Depending on how much you actually want to boilerplate, it might be a useful to instil some best practices, for example out of the box password salting & hashing for the sign up using something like bcrypt.
I’ll second that, this thing is storing unhashed and unsalted passwords in plain text. I’d also prefer a better format for configuration.
I’ll be honest, I don’t like it much: it does too little and not well. I think it’s ok as a dummy application for a blog post though, so maybe it’s just an “advertising” thing.
There is no advertising, as you can see the license is GPL. I just considered this base program useful and I shared the idea and the code that maybe can help someone as it helped me.
Not all web applications are internet sites and many of them are, for example, internal company applications. Someone who want to write this kind of applications in Go can skip a lot of work (which does “too little”) and focus on his real tasks. This someone can also improve this free work if he want or prefer a better configuration.
You got me wrong. I didn’t mean that you were advertising yourself with this.
What I meant is that though I don’t like it as something I’d encourage people to use (as I got to see it first, or how it was “advertised” to me), it’s probably fine for a blog post showing basics on how to build a quick web application in Go.
As for “too little”, again, I’m not criticizing the amount of things it does but saying that if it does only a couple of things (which is totally fine), it should get those right (plain text passwords are not, even on internal company applications).
Tone gets lost when writing, so I can’t tell if my opinion bothered you or not, but I hope it helped anyways.
Not to criticize, but I do want to question the assumption that just because an application is “internal”, we can bypass some of the basic security requirements (salts, hashes, robust authentication, etc).

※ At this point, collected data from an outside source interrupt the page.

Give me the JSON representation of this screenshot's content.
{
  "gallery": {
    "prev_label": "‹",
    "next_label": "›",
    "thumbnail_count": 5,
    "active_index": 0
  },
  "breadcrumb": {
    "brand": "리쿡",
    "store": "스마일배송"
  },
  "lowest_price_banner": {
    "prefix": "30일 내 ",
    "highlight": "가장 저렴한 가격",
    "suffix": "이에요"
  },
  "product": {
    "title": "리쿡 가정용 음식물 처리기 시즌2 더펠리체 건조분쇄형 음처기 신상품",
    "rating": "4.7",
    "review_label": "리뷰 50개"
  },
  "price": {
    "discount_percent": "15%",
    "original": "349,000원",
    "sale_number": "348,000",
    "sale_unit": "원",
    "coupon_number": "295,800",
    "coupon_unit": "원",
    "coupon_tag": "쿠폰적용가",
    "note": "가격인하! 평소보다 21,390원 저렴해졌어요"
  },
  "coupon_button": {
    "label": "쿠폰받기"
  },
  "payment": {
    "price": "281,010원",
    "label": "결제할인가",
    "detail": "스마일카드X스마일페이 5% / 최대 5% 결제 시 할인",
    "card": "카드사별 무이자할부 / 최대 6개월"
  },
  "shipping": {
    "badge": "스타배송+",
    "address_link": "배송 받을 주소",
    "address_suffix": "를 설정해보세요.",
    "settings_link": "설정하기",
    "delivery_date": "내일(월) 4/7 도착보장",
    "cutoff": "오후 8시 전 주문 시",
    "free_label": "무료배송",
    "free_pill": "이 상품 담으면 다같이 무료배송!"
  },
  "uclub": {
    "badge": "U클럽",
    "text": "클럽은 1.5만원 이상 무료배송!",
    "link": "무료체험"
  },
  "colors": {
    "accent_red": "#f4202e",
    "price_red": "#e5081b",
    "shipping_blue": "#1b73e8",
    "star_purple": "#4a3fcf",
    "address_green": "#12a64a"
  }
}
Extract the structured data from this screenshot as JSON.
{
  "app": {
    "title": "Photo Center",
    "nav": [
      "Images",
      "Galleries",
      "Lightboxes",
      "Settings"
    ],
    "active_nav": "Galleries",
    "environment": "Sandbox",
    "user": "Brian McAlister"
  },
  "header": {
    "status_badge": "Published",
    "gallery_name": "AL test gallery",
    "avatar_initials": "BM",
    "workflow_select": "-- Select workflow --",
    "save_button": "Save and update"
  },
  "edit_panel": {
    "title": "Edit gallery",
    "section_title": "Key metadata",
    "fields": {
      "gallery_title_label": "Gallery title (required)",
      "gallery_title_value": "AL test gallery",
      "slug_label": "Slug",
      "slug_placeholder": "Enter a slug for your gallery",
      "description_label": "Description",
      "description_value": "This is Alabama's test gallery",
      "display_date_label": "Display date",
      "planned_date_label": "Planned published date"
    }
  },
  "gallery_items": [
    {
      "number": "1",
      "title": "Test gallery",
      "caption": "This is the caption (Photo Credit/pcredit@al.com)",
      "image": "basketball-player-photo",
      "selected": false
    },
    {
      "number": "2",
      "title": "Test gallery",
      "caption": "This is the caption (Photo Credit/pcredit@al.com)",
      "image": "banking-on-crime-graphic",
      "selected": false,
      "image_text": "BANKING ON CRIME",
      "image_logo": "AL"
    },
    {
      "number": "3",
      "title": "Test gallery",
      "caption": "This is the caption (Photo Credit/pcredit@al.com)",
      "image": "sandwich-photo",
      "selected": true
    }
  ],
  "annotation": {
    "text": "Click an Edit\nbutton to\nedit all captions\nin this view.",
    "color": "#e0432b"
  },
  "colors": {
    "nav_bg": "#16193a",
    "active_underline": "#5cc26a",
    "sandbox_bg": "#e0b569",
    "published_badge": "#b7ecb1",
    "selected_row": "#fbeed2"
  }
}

The physical perimeter is an important one, but can be bypassed and often is. Disgruntled employees are one of the largest risks to any company and are within this perimeter. Also, some “internal” applications may be accessed by employees outside the facility on questionable networks. A VPN would help, but an unlocked laptop unattended is still a problem. In my view, the basics of security are essential regardless of the deployment point. Training helps prevent some of the risks, but so does well designed software.
Feel free to disagree and again I am not trying to criticize your work. I certainly could not do better and I am not an expert or professional in the field by any means. I am just a student trying to move forward in my knowledge and skills. Thank you for your contribution and I hope you continue to move forward as well!
Well, if i understand right, the main problem claimed until now is that the pasword is stored as plain text (unhashed) in the database. Agree, this can be resolved and could be a future in the next version.
About internal applications but not only, the things are not really so bad. Under a VPN and some usual security solutions, employes from various companies access their internal resources (like shares or whatever), so in this conditions hacking a Linux machine to see some passwords from some database is not really a simple thing. From this reason I didn’t insist (now) on security but functionality, following that to resolve this security issues.
Anyway HTTPS are still available with certificates so until someone won’t hack your database I don’t see to much danger using this. But I’m open to constructive suggestions to improve the idea.
See, I wasn’t gonna respond, but trying to justify this makes it worse. Your DB is your users’ last stand against malicious parties, so storing their passwords in plain text is just wrong, no excuses. So “the things are not really so bad” or “I don’t see too much danger using this” are really naive, dangerous and wrong things to say.
And it may be the main problem, but it wasn’t the only one. For instance, seeing this in your main function caught my eye:
// NOTE this will avoid processor overload
runtime.GOMAXPROCS(1)
Do you believe forcing this is on your package’s user is ok? What do you know about their machines to hardcode such a limitation?
Your main file also contains the User, Database and SMTP structs, and the “Adding a simple application” section mentions no model or struct for said application, so it’s plausible that you expect people to create their data, configuration and other stucts in the main file: so much for modular design.
Don’t take this the wrong way, I’m not trying to attack you or your code, just pointing out some things about the package that you chose to make public. As I said before, this is mostly ok as a quick blog post example, but please don’t claim the “Project is ready to work” when it’s clearly not.